Pero esta vez acababa de suceder algo peor. El gimnasio «Universal» del piso 501, las habitaciones «Ejecutivas» del piso 591, 592, y 596; y lo que parecía la guardería infantil del piso 601, habían sido incineradas en silencio. El aroma en el humo era una revelación. Eso significaba que los rebeldes habrían tomado el piso de abajo.

El agua de cereza ya se chorreaba por el borde de mi boca. En la urgencia, intenté limpiar mis labios con las mangas; solté a Paula y endurecí mis piernas. Estirando mi cuello hacia atrás, sentí las cenizas de cientos de humanos en mi paladar.

Aparté a Phillip de ella y enrede mis manos en sus cabellos, arrastrándola por el suelo hasta llegar a la esquina occidental del mirador. A un lado del caos, me percaté que los invitados trataban torpemente de ingresar a los salones, pero chocaban entre ellos buscando abandonar la terraza.
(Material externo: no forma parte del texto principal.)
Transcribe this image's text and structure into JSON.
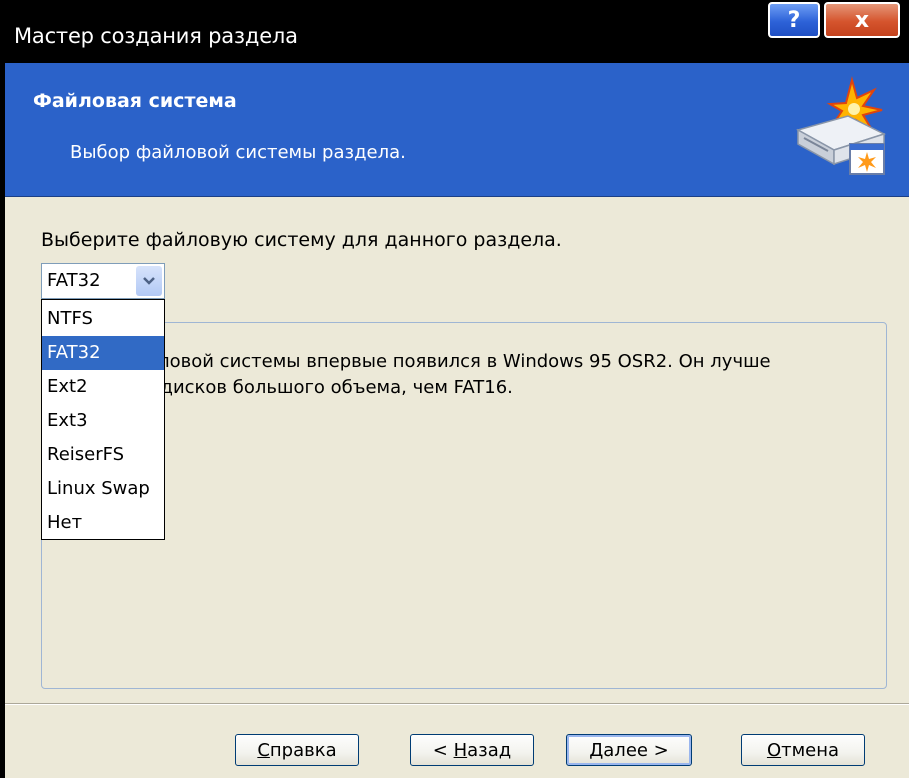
{
  "window": {
    "title": "Мастер создания раздела",
    "help_button": "?",
    "close_button": "x"
  },
  "header": {
    "title": "Файловая система",
    "subtitle": "Выбор файловой системы раздела.",
    "icon": "disk-wizard-icon"
  },
  "main": {
    "prompt": "Выберите файловую систему для данного раздела.",
    "filesystem_select": {
      "value": "FAT32",
      "options": [
        "NTFS",
        "FAT32",
        "Ext2",
        "Ext3",
        "ReiserFS",
        "Linux Swap",
        "Нет"
      ],
      "highlighted": "FAT32"
    },
    "description_line1": "файловой системы впервые появился в Windows 95 OSR2. Он лучше",
    "description_line2": "для дисков большого объема, чем FAT16."
  },
  "buttons": {
    "help": {
      "prefix": "",
      "accel": "С",
      "rest": "правка"
    },
    "back": {
      "prefix": "< ",
      "accel": "Н",
      "rest": "азад"
    },
    "next": {
      "prefix": "",
      "accel": "Д",
      "rest": "алее >"
    },
    "cancel": {
      "prefix": "",
      "accel": "О",
      "rest": "тмена"
    }
  },
  "colors": {
    "header_bg": "#2b62c9",
    "selection": "#316ac5",
    "titlebar": "#000000"
  }
}
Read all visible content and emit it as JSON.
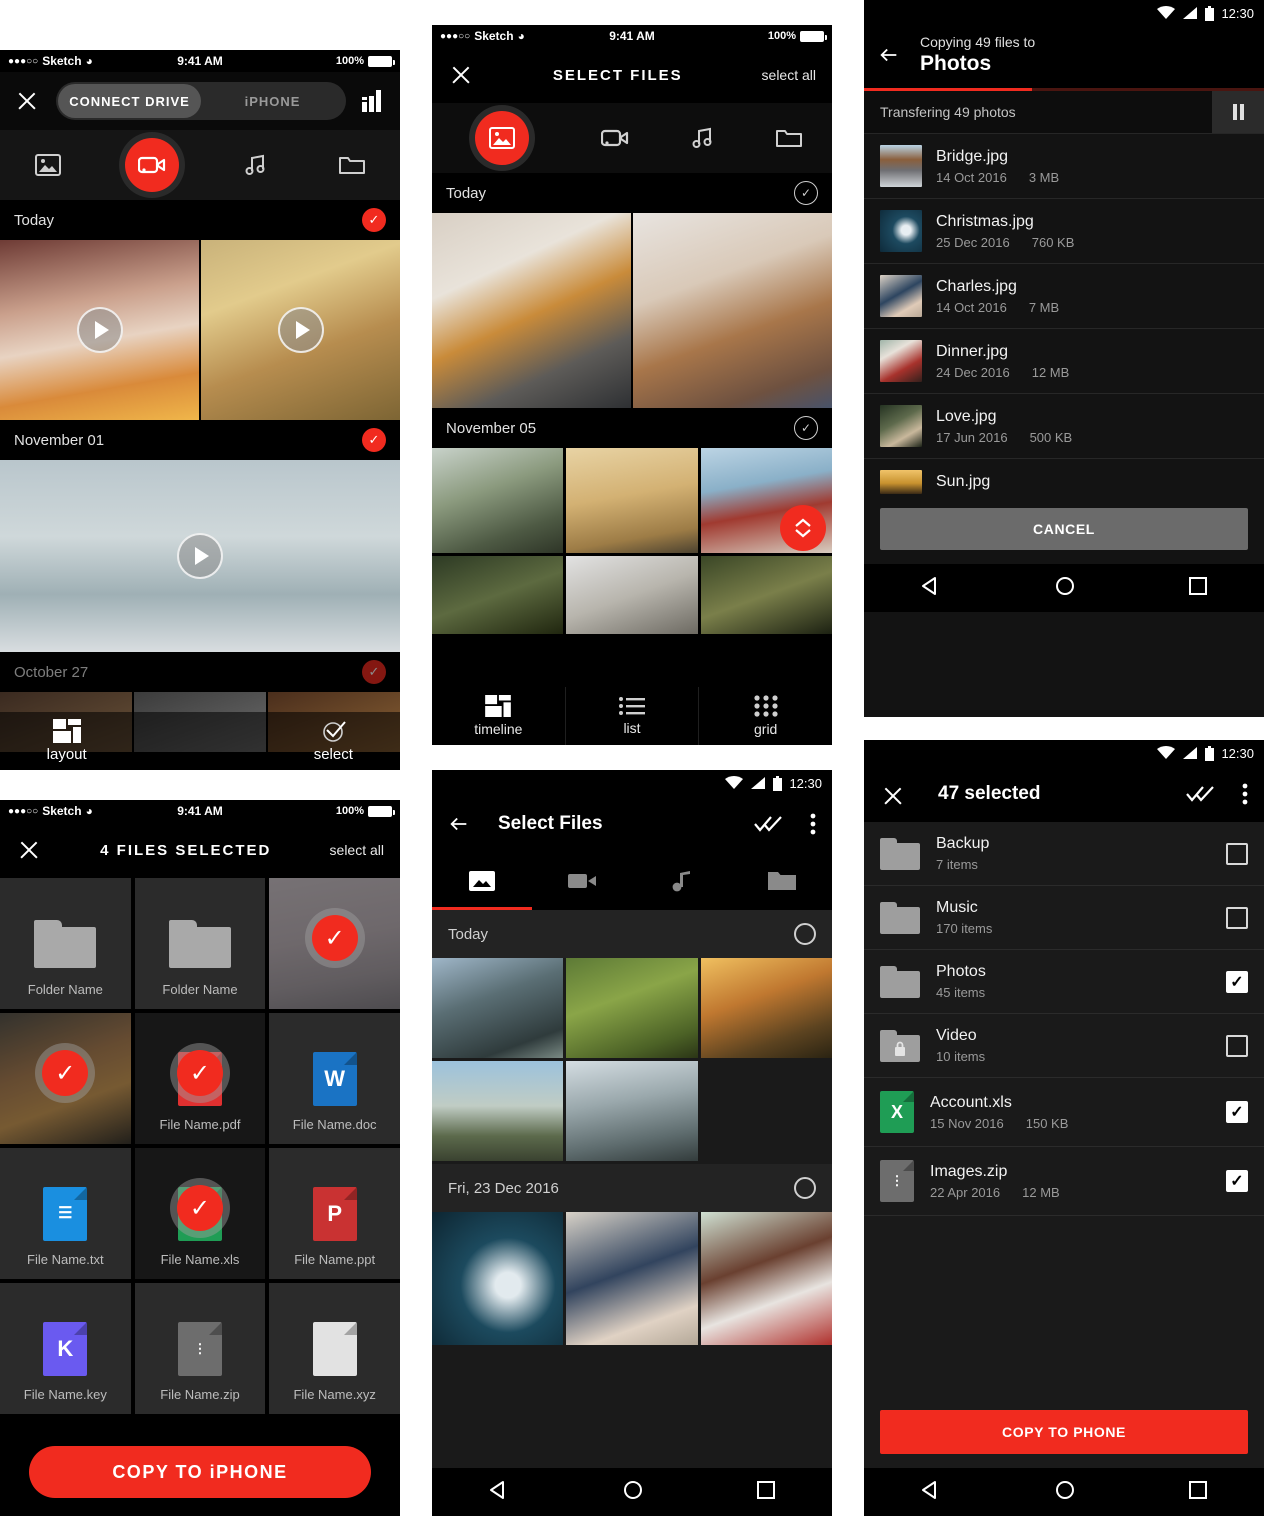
{
  "ios_status": {
    "carrier": "Sketch",
    "dots": "●●●○○",
    "time": "9:41 AM",
    "battery": "100%"
  },
  "android_status": {
    "time": "12:30"
  },
  "panel1": {
    "segments": [
      {
        "label": "CONNECT DRIVE",
        "active": true
      },
      {
        "label": "iPHONE",
        "active": false
      }
    ],
    "tabs": [
      {
        "name": "photo-tab",
        "icon": "image-icon",
        "active": false
      },
      {
        "name": "video-tab",
        "icon": "video-icon",
        "active": true
      },
      {
        "name": "music-tab",
        "icon": "music-icon",
        "active": false
      },
      {
        "name": "folder-tab",
        "icon": "folder-icon",
        "active": false
      }
    ],
    "sections": [
      {
        "label": "Today",
        "checked": true
      },
      {
        "label": "November 01",
        "checked": true
      },
      {
        "label": "October 27",
        "checked": true
      }
    ],
    "bottom": [
      {
        "label": "layout",
        "icon": "layout-icon"
      },
      {
        "label": "",
        "icon": ""
      },
      {
        "label": "select",
        "icon": "select-check-icon"
      }
    ]
  },
  "panel2": {
    "title": "SELECT FILES",
    "select_all": "select all",
    "tabs": [
      {
        "name": "photo-tab",
        "icon": "image-icon",
        "active": true
      },
      {
        "name": "video-tab",
        "icon": "video-icon",
        "active": false
      },
      {
        "name": "music-tab",
        "icon": "music-icon",
        "active": false
      },
      {
        "name": "folder-tab",
        "icon": "folder-icon",
        "active": false
      }
    ],
    "sections": [
      {
        "label": "Today",
        "checked": false
      },
      {
        "label": "November 05",
        "checked": false
      }
    ],
    "bottom": [
      {
        "label": "timeline",
        "icon": "layout-icon",
        "active": true
      },
      {
        "label": "list",
        "icon": "list-icon",
        "active": false
      },
      {
        "label": "grid",
        "icon": "grid-icon",
        "active": false
      }
    ]
  },
  "panel3": {
    "subtitle": "Copying 49 files to",
    "title": "Photos",
    "progress_percent": 42,
    "transfer_label": "Transfering 49 photos",
    "pause_icon": "pause-icon",
    "files": [
      {
        "name": "Bridge.jpg",
        "date": "14 Oct 2016",
        "size": "3 MB"
      },
      {
        "name": "Christmas.jpg",
        "date": "25 Dec 2016",
        "size": "760 KB"
      },
      {
        "name": "Charles.jpg",
        "date": "14 Oct 2016",
        "size": "7 MB"
      },
      {
        "name": "Dinner.jpg",
        "date": "24 Dec 2016",
        "size": "12 MB"
      },
      {
        "name": "Love.jpg",
        "date": "17 Jun 2016",
        "size": "500 KB"
      },
      {
        "name": "Sun.jpg",
        "date": "",
        "size": ""
      }
    ],
    "cancel_label": "CANCEL"
  },
  "panel4": {
    "title": "4 FILES SELECTED",
    "select_all": "select all",
    "cells": [
      {
        "label": "Folder Name",
        "kind": "folder",
        "selected": false
      },
      {
        "label": "Folder Name",
        "kind": "folder",
        "selected": false
      },
      {
        "label": "",
        "kind": "photo",
        "selected": true
      },
      {
        "label": "",
        "kind": "photo",
        "selected": true
      },
      {
        "label": "File Name.pdf",
        "kind": "doc",
        "letter": "",
        "color": "#e03030",
        "selected": true
      },
      {
        "label": "File Name.doc",
        "kind": "doc",
        "letter": "W",
        "color": "#1a73c4",
        "selected": false
      },
      {
        "label": "File Name.txt",
        "kind": "doc",
        "letter": "≡",
        "color": "#1a8fe0",
        "selected": false
      },
      {
        "label": "File Name.xls",
        "kind": "doc",
        "letter": "X",
        "color": "#1f9d55",
        "selected": true
      },
      {
        "label": "File Name.ppt",
        "kind": "doc",
        "letter": "P",
        "color": "#c93232",
        "selected": false
      },
      {
        "label": "File Name.key",
        "kind": "doc",
        "letter": "K",
        "color": "#6a5af0",
        "selected": false
      },
      {
        "label": "File Name.zip",
        "kind": "doc",
        "letter": "⋮",
        "color": "#6d6d6d",
        "selected": false
      },
      {
        "label": "File Name.xyz",
        "kind": "doc",
        "letter": "",
        "color": "#e2e2e2",
        "selected": false
      }
    ],
    "copy_label": "COPY TO iPHONE"
  },
  "panel5": {
    "title": "Select Files",
    "tabs": [
      {
        "name": "photo-tab",
        "icon": "image-icon",
        "active": true
      },
      {
        "name": "video-tab",
        "icon": "video-icon",
        "active": false
      },
      {
        "name": "music-tab",
        "icon": "music-icon",
        "active": false
      },
      {
        "name": "folder-tab",
        "icon": "folder-icon",
        "active": false
      }
    ],
    "sections": [
      {
        "label": "Today",
        "checked": false
      },
      {
        "label": "Fri, 23 Dec 2016",
        "checked": false
      }
    ]
  },
  "panel6": {
    "title": "47 selected",
    "rows": [
      {
        "name": "Backup",
        "sub": "7 items",
        "date": "",
        "size": "",
        "kind": "folder",
        "checked": false
      },
      {
        "name": "Music",
        "sub": "170 items",
        "date": "",
        "size": "",
        "kind": "folder",
        "checked": false
      },
      {
        "name": "Photos",
        "sub": "45 items",
        "date": "",
        "size": "",
        "kind": "folder",
        "checked": true
      },
      {
        "name": "Video",
        "sub": "10 items",
        "date": "",
        "size": "",
        "kind": "folder-lock",
        "checked": false
      },
      {
        "name": "Account.xls",
        "sub": "",
        "date": "15 Nov 2016",
        "size": "150 KB",
        "kind": "xls",
        "checked": true
      },
      {
        "name": "Images.zip",
        "sub": "",
        "date": "22 Apr 2016",
        "size": "12 MB",
        "kind": "zip",
        "checked": true
      }
    ],
    "copy_label": "COPY TO PHONE"
  },
  "colors": {
    "accent": "#f12b1f",
    "bg_dark": "#000000",
    "panel_bg": "#1a1a1a",
    "green": "#1f9d55",
    "blue": "#1a73c4"
  }
}
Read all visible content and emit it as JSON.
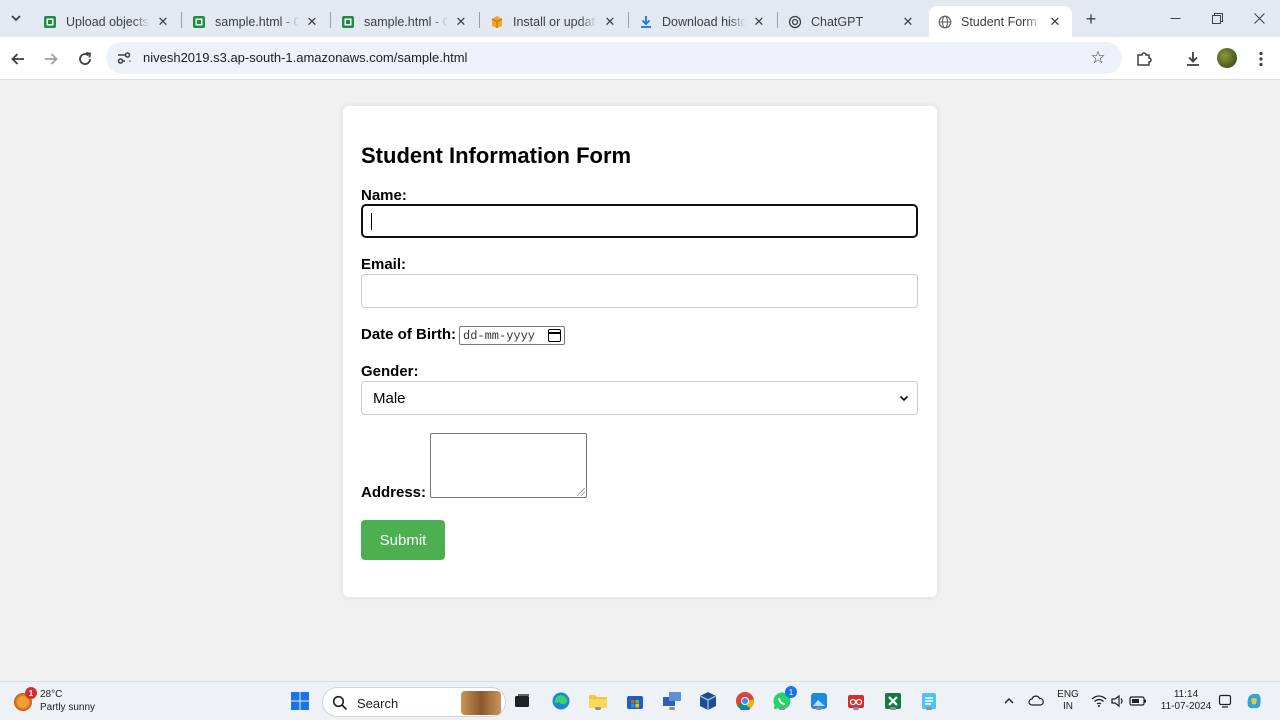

Paula se aferraba con fuerza a mi cuerpo. La arranqué de mis piernas y se dejó llevar. Nunca cerró sus ojos. Nunca me los quitó de encima. Tomó su alma, sabiendo que se iría.

La acosté al borde del abismo. No se resistió. Tomándola de la cintura, la até fuertemente a las sogas que sujetaban las inmensas telas ondeando sobre el balcón. Paula no comprendía lo que yo quería hacer con ella. Solté los ganchos que amarraban las fibras de satén con el barandal; el resto de los soportes despedazaron el cemento por la fuerza del viento. La joven, instantes antes de ser empujada al cielo, trató de rozar mi rostro con sus dedos, pero no lo consiguió. Al inflarse el monstruoso tejido de velas, Paula fue arrebatada por los aires.

Se fue perdiendo en una inmensidad de turquesas y mandarinas. Poco a poco se fue esfumando  su reflejo en el cristal amatista de los ventanales. Se elevó a pisos más altos, cerca de los astros artificiales. Debajo de ella, miles de ultra-rascacielos se descomponían en el verde de los campos; y los campos, que con brevedad se nublaban, cedían a la eternidad del océano.

Me pregunto si al alejarse, escuchó los gritos; el estruendo de tantos cuerpos que se arrojaban en desorden cuando tomaron la terraza; y si es más dulce morir, reposando sobre las nubes, que perder la vida… cayendo.